Question

You are trying to establish the IgG response from a recently vaccinated individual, where it will be important to know how much IgG they have both before and after the vaccination. You start with two samples of 8 mL of blood, one from before vaccination and one after. You use an affinity chromatography technique to remove just the IgG (ε = 1.35 g-1L cm-1). You end with a 2 mL sample of each. The pre-vaccinated sample has an A280 reading of 0.85, and the post-vaccinated sample has an A280 reading of 0.202 with a 10-fold dilution (both with a 1 cm path length).

a) How many micrograms of IgG were in each of the original blood samples?

b) What fold change in IgG amounts was seen after vaccination?

Answer 1

Ans. Beer-Lambert’s Law, A = e C l             - equation 1,               where,

                                                A = Absorbance

                                                e = molar absorptivity at specified wavelength

                                                l = path length (in cm)

                                                C = Molar concentration of the solute

Given,

            e = 1.35 g^-1L cm^-1 = 1350 mg^-1L cm^-1      ; [1 g = 1000 mg]

            A (before vaccination) = 0.85

            A (After vaccination, 10-times diluted sample) = 0.202

Part A: 1. [IgG] Before vaccination,

Putting the values in equation 1-

            0.85 = (1350 mg^-1L cm^-1) x [IgG] x 1 cm               ; [C = [IgG]]

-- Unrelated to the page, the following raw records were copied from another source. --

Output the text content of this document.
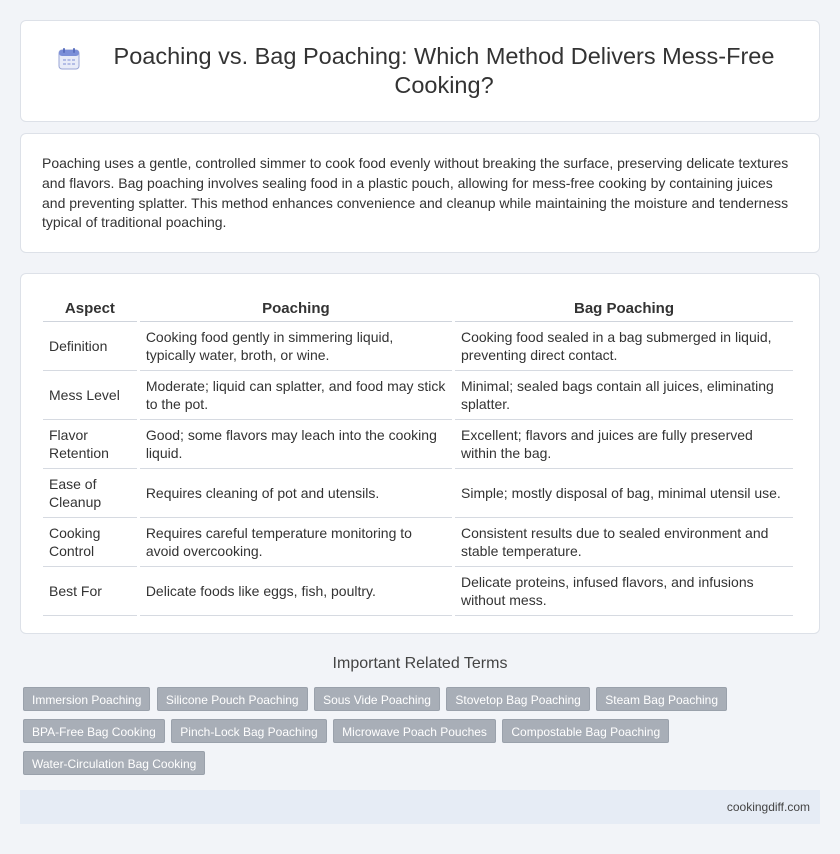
Poaching vs. Bag Poaching: Which Method Delivers Mess-Free Cooking?

Poaching uses a gentle, controlled simmer to cook food evenly without breaking the surface, preserving delicate textures and flavors. Bag poaching involves sealing food in a plastic pouch, allowing for mess-free cooking by containing juices and preventing splatter. This method enhances convenience and cleanup while maintaining the moisture and tenderness typical of traditional poaching.

Aspect	Poaching	Bag Poaching
Definition	Cooking food gently in simmering liquid, typically water, broth, or wine.	Cooking food sealed in a bag submerged in liquid, preventing direct contact.
Mess Level	Moderate; liquid can splatter, and food may stick to the pot.	Minimal; sealed bags contain all juices, eliminating splatter.
Flavor Retention	Good; some flavors may leach into the cooking liquid.	Excellent; flavors and juices are fully preserved within the bag.
Ease of Cleanup	Requires cleaning of pot and utensils.	Simple; mostly disposal of bag, minimal utensil use.
Cooking Control	Requires careful temperature monitoring to avoid overcooking.	Consistent results due to sealed environment and stable temperature.
Best For	Delicate foods like eggs, fish, poultry.	Delicate proteins, infused flavors, and infusions without mess.
Important Related Terms
Immersion Poaching Silicone Pouch Poaching Sous Vide Poaching Stovetop Bag Poaching Steam Bag Poaching BPA-Free Bag Cooking Pinch-Lock Bag Poaching Microwave Poach Pouches Compostable Bag Poaching Water-Circulation Bag Cooking
cookingdiff.com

            Or, [IgG] = 0.85 / (1350 mg^-1L) = 6.296 x 10^-4 mg/L

So, [IgG] before vaccination = 6.296 x 10^‑4 mg/L

Amount of IgG in 8.0 mL (= 0.008 L) blood sample = [IgG] x volume of blood in L

                                                                        = (6.296 x 10^‑4 mg/L) x (0.008 L)

                                                                        = 5.036 x 10^-6 mg

                                                                        = 5.037 ng                   ; [1 mg = 10⁶ ng]

Part A: 2. [IgG] After vaccination,

Putting the values in equation 1-

            0.202 = (1350 mg^-1L cm^-1) x [IgG] x 1 cm             ; [C = [IgG]]

            Or, [IgG] = 0.202 / (1350 mg^-1L) = 1.496 x 10^-4 mg/L

Since, this solution is 10 times diluted (1:10 dilution), total [IgG] = (1.496 x 10^-4 mg/L) / dilution factor

                                                                        = (1.496 x 10^-4 mg/L) / (1:10)

                                                                        = 1.496 x 10^-3 mg/L

So, [IgG] after vaccination = 1.496 x 10^-3 mg/L

Amount of IgG in 8.0 mL (= 0.008 L) blood sample = [IgG] x volume of blood

                                                                        = (1.496 x 10^-3 mg/L) x (0.008 L)

                                                                        =1.197 x 10^-5 mg

                                                                        = 11.97 ng

Part B: Number of times increase in [IgG] after vaccination =

[IgG] after vaccination / [IgG] before vaccination

= 11.97 ng / 5.037 ng

= 2.37 times

Thus, vaccination results a 2.37 fold increase in IgG amount in the given sample of blood.